One of the country's most celebrated writers has been named as New Zealand's latest Poet Laureate.
C.K. Stead has joined the ranks of luminaries such as Bill Manhire, Hone Tuwhare, and Elizabeth Smither, and will be formally inducted into the role later this month.
Stead, a novelist, editor, literary critic, teacher and poet, said the appointment was special to him.
"Poetry has been somewhere near the centre of my consciousness for the past 70 years, so this affects me more than any other honour I could have," he said.
Born in Auckland in 1932, Stead began writing poetry while still at school and was first published as a student.
He has had novels translated into 11 European languages and as an academic has an international reputation as an expert on 20th century poetic Modernism. He is also well-known as a critic of New Zealand literature.

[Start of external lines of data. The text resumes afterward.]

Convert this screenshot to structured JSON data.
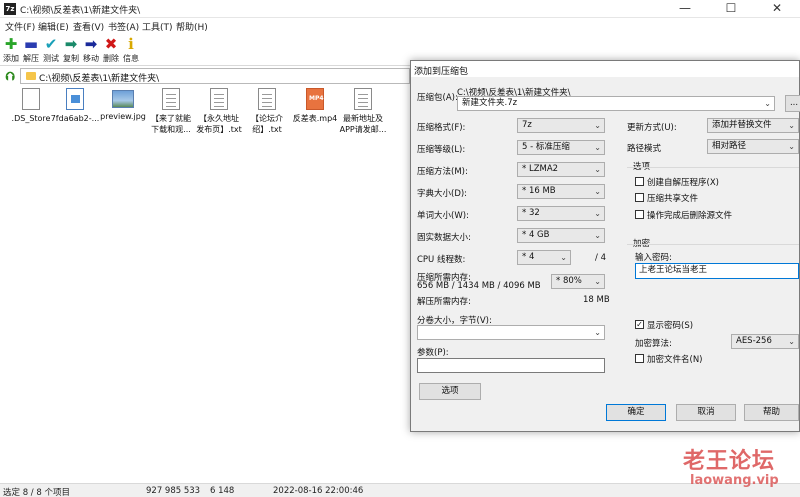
{
  "window": {
    "title": "C:\\视频\\反差表\\1\\新建文件夹\\",
    "app_icon_label": "7z",
    "minimize": "—",
    "maximize": "☐",
    "close": "✕"
  },
  "menu": [
    "文件(F)",
    "编辑(E)",
    "查看(V)",
    "书签(A)",
    "工具(T)",
    "帮助(H)"
  ],
  "toolbar": [
    {
      "label": "添加",
      "icon": "plus-icon",
      "glyph": "✚",
      "color": "#2aa52a"
    },
    {
      "label": "解压",
      "icon": "minus-icon",
      "glyph": "▬",
      "color": "#2a3cb0"
    },
    {
      "label": "测试",
      "icon": "check-icon",
      "glyph": "✔",
      "color": "#1aa0b8"
    },
    {
      "label": "复制",
      "icon": "copy-arrow-icon",
      "glyph": "➡",
      "color": "#1a8a6a"
    },
    {
      "label": "移动",
      "icon": "move-arrow-icon",
      "glyph": "➡",
      "color": "#1a2a9a"
    },
    {
      "label": "删除",
      "icon": "delete-icon",
      "glyph": "✖",
      "color": "#d01818"
    },
    {
      "label": "信息",
      "icon": "info-icon",
      "glyph": "ℹ",
      "color": "#d8a800"
    }
  ],
  "address": "C:\\视频\\反差表\\1\\新建文件夹\\",
  "files": [
    {
      "name": ".DS_Store",
      "type": "doc"
    },
    {
      "name": "7fda6ab2-...",
      "type": "png"
    },
    {
      "name": "preview.jpg",
      "type": "img"
    },
    {
      "name": "【来了就能\n下载和观...",
      "type": "txt"
    },
    {
      "name": "【永久地址\n发布页】.txt",
      "type": "txt"
    },
    {
      "name": "【论坛介\n绍】.txt",
      "type": "txt"
    },
    {
      "name": "反差表.mp4",
      "type": "mp4"
    },
    {
      "name": "最新地址及\nAPP请发邮...",
      "type": "txt"
    }
  ],
  "status": {
    "selection": "选定 8 / 8 个项目",
    "size": "927 985 533",
    "packed": "6 148",
    "modified": "2022-08-16 22:00:46"
  },
  "dialog": {
    "title": "添加到压缩包",
    "archive_label": "压缩包(A):",
    "archive_path": "C:\\视频\\反差表\\1\\新建文件夹\\",
    "archive_name": "新建文件夹.7z",
    "browse_label": "...",
    "format_label": "压缩格式(F):",
    "format_value": "7z",
    "level_label": "压缩等级(L):",
    "level_value": "5 - 标准压缩",
    "method_label": "压缩方法(M):",
    "method_value": "* LZMA2",
    "dict_label": "字典大小(D):",
    "dict_value": "* 16 MB",
    "word_label": "单词大小(W):",
    "word_value": "* 32",
    "solid_label": "固实数据大小:",
    "solid_value": "* 4 GB",
    "threads_label": "CPU 线程数:",
    "threads_value": "* 4",
    "threads_max": "/ 4",
    "mem_comp_label": "压缩所需内存:",
    "mem_comp_value": "656 MB / 1434 MB / 4096 MB",
    "mem_pct_value": "* 80%",
    "mem_decomp_label": "解压所需内存:",
    "mem_decomp_value": "18 MB",
    "split_label": "分卷大小，字节(V):",
    "split_value": "",
    "params_label": "参数(P):",
    "params_value": "",
    "options_button": "选项",
    "update_label": "更新方式(U):",
    "update_value": "添加并替换文件",
    "path_label": "路径模式",
    "path_value": "相对路径",
    "options_group": "选项",
    "opt_sfx": "创建自解压程序(X)",
    "opt_shared": "压缩共享文件",
    "opt_delete": "操作完成后删除源文件",
    "enc_group": "加密",
    "enc_password_label": "输入密码:",
    "enc_password_value": "上老王论坛当老王",
    "show_password": "显示密码(S)",
    "enc_method_label": "加密算法:",
    "enc_method_value": "AES-256",
    "enc_filenames": "加密文件名(N)",
    "ok": "确定",
    "cancel": "取消",
    "help": "帮助"
  },
  "watermark": {
    "line1": "老王论坛",
    "line2": "laowang.vip"
  }
}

He was Professor of English at the University of Auckland from 1967 to 1986 when he stopped teaching to write full time, and is still Professor Emeritus.
Fellow poet and Stout Memorial Fellow at Victoria University, Greg O'Brien, said Stead would consider poetry his "heart and soul".

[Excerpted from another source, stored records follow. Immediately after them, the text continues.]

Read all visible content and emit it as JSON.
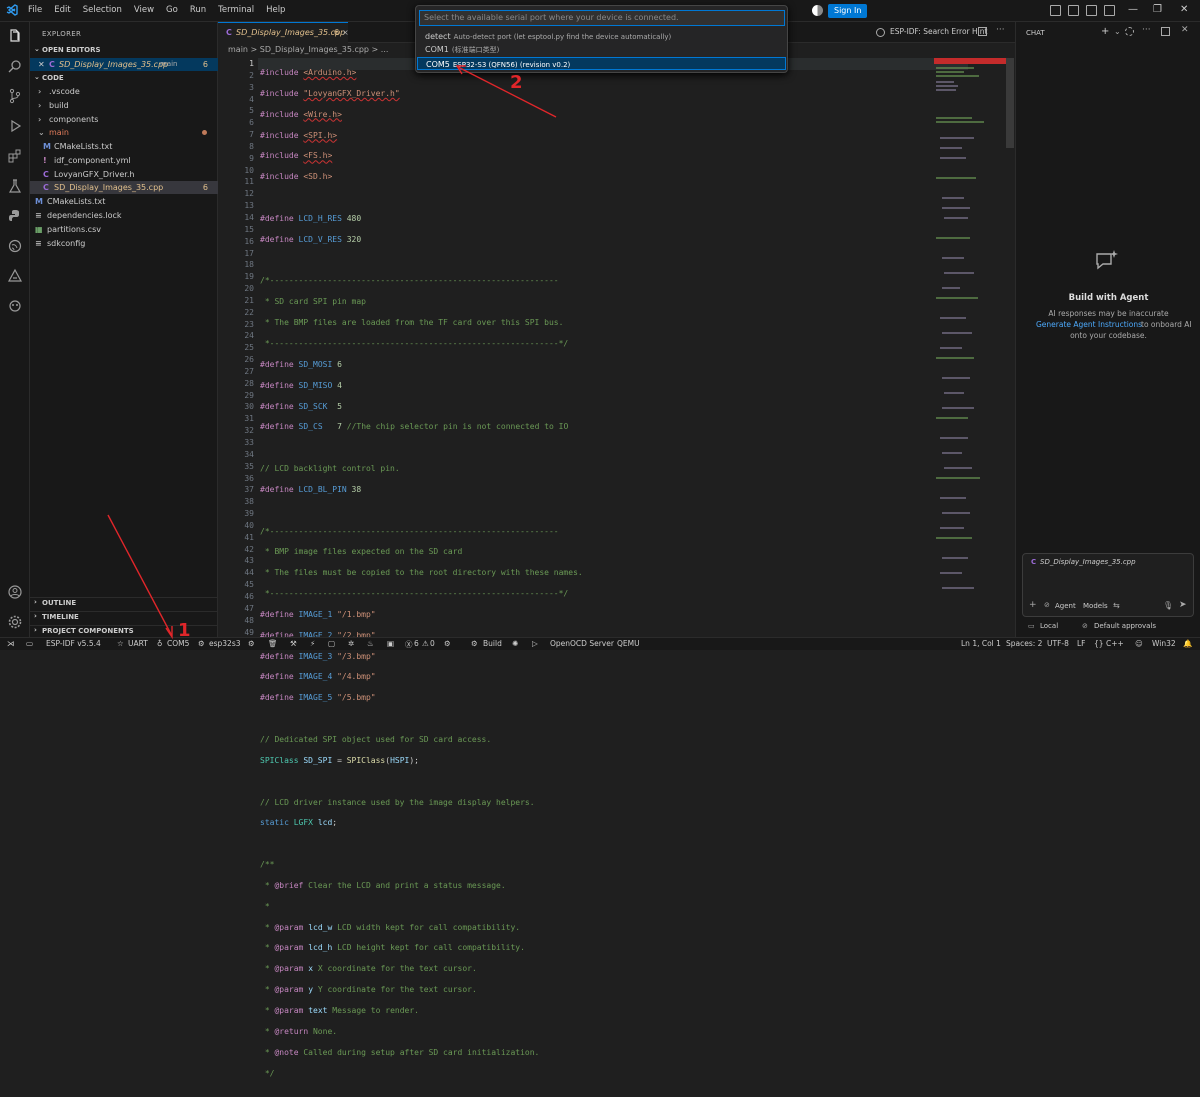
{
  "menu": [
    "File",
    "Edit",
    "Selection",
    "View",
    "Go",
    "Run",
    "Terminal",
    "Help"
  ],
  "titlebar": {
    "signin_label": "Sign In"
  },
  "sidebar": {
    "header": "EXPLORER",
    "open_editors": "OPEN EDITORS",
    "open_file": "SD_Display_Images_35.cpp",
    "open_file_folder": "main",
    "open_file_badge": "6",
    "code_section": "CODE",
    "tree": [
      {
        "label": ".vscode",
        "type": "folder"
      },
      {
        "label": "build",
        "type": "folder"
      },
      {
        "label": "components",
        "type": "folder"
      },
      {
        "label": "main",
        "type": "folder-open"
      },
      {
        "label": "CMakeLists.txt",
        "type": "cmake"
      },
      {
        "label": "idf_component.yml",
        "type": "yml"
      },
      {
        "label": "LovyanGFX_Driver.h",
        "type": "h"
      },
      {
        "label": "SD_Display_Images_35.cpp",
        "type": "cpp",
        "badge": "6"
      },
      {
        "label": "CMakeLists.txt",
        "type": "cmake"
      },
      {
        "label": "dependencies.lock",
        "type": "lock"
      },
      {
        "label": "partitions.csv",
        "type": "csv"
      },
      {
        "label": "sdkconfig",
        "type": "file"
      }
    ],
    "outline": "OUTLINE",
    "timeline": "TIMELINE",
    "project_components": "PROJECT COMPONENTS"
  },
  "editor": {
    "tab_label": "SD_Display_Images_35.cpp",
    "tab_badge": "6",
    "breadcrumb": "main  >  SD_Display_Images_35.cpp  >  ...",
    "right_action": "ESP-IDF: Search Error Hint",
    "line_numbers": [
      "1",
      "2",
      "3",
      "4",
      "5",
      "6",
      "7",
      "8",
      "9",
      "10",
      "11",
      "12",
      "13",
      "14",
      "15",
      "16",
      "17",
      "18",
      "19",
      "20",
      "21",
      "22",
      "23",
      "24",
      "25",
      "26",
      "27",
      "28",
      "29",
      "30",
      "31",
      "32",
      "33",
      "34",
      "35",
      "36",
      "37",
      "38",
      "39",
      "40",
      "41",
      "42",
      "43",
      "44",
      "45",
      "46",
      "47",
      "48",
      "49"
    ]
  },
  "quickpick": {
    "placeholder": "Select the available serial port where your device is connected.",
    "items": [
      {
        "label": "detect",
        "desc": "Auto-detect port (let esptool.py find the device automatically)"
      },
      {
        "label": "COM1",
        "desc": "(标准端口类型)"
      },
      {
        "label": "COM5",
        "desc": "ESP32-S3 (QFN56) (revision v0.2)",
        "selected": true
      }
    ]
  },
  "chat": {
    "header": "CHAT",
    "title": "Build with Agent",
    "line1": "AI responses may be inaccurate",
    "link": "Generate Agent Instructions",
    "line2": "to onboard AI",
    "line3": "onto your codebase.",
    "input_file": "SD_Display_Images_35.cpp",
    "agent_label": "Agent",
    "models_label": "Models",
    "local_label": "Local",
    "approvals_label": "Default approvals"
  },
  "statusbar": {
    "idf": "ESP-IDF v5.5.4",
    "uart": "UART",
    "port": "COM5",
    "target": "esp32s3",
    "errors": "6",
    "warnings": "0",
    "build": "Build",
    "openocd": "OpenOCD Server",
    "qemu": "QEMU",
    "position": "Ln 1, Col 1",
    "spaces": "Spaces: 2",
    "encoding": "UTF-8",
    "eol": "LF",
    "lang": "C++",
    "platform": "Win32"
  },
  "annotations": {
    "one": "1",
    "two": "2"
  },
  "colors": {
    "accent": "#0078d4",
    "annotation": "#e0262a",
    "modified": "#e2c08d"
  }
}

"Carl is still writing as youthfully as ever," O'Brien said. "The work is still full of teeming energy."
Poets laureate hold the post for two years and during that time write poems, give readings around the country, publish a collection at the end of the term, and in a nod to the digital age, have also written blogs.
"I don't think there's a rule book for what the Poet Laureate does," Greg O'Brien said. "It's a role that just promotes the spirit of poetry in whatever shape and form that happens to be."

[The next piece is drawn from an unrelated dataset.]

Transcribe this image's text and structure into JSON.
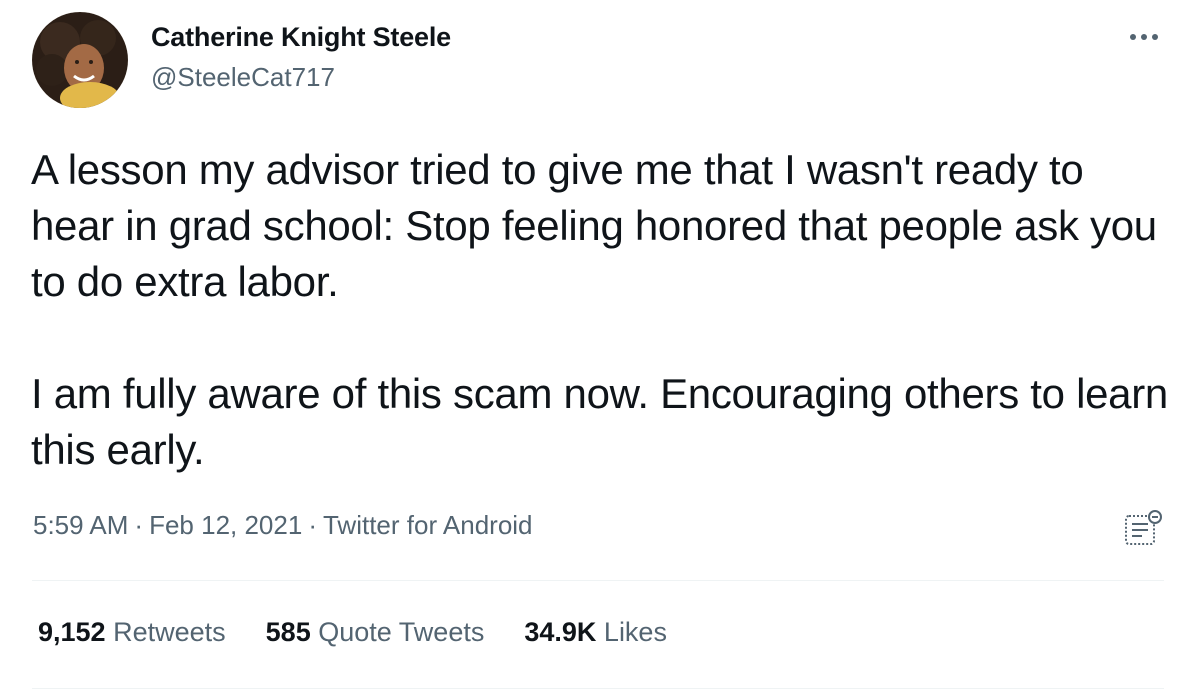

Among many accolades, Stead was awarded the CBE in 1986 for services to New Zealand literature and was Auckland City's Distinguished Citizen for 2007, the year in which he was awarded the ONZ.
Stead joins nine laureates appointed since the award's inception in 1996: Bill Manhire, Hone Tuwhare, Elizabeth Smither, Brian Turner, Jenny Bornholdt, Michele Leggott, Cilla McQueen, Ian Wedde and Vincent O'Sullivan.
The National Library took over the appointment of the Poet Laureate in 2007. Chief Librarian of the Alexander Turnbull Library, Chris Szekely, said Stead's Collected Poems contained poetry written in 1951 yet he continued to create new works of freshness and originality with poems written in 2015.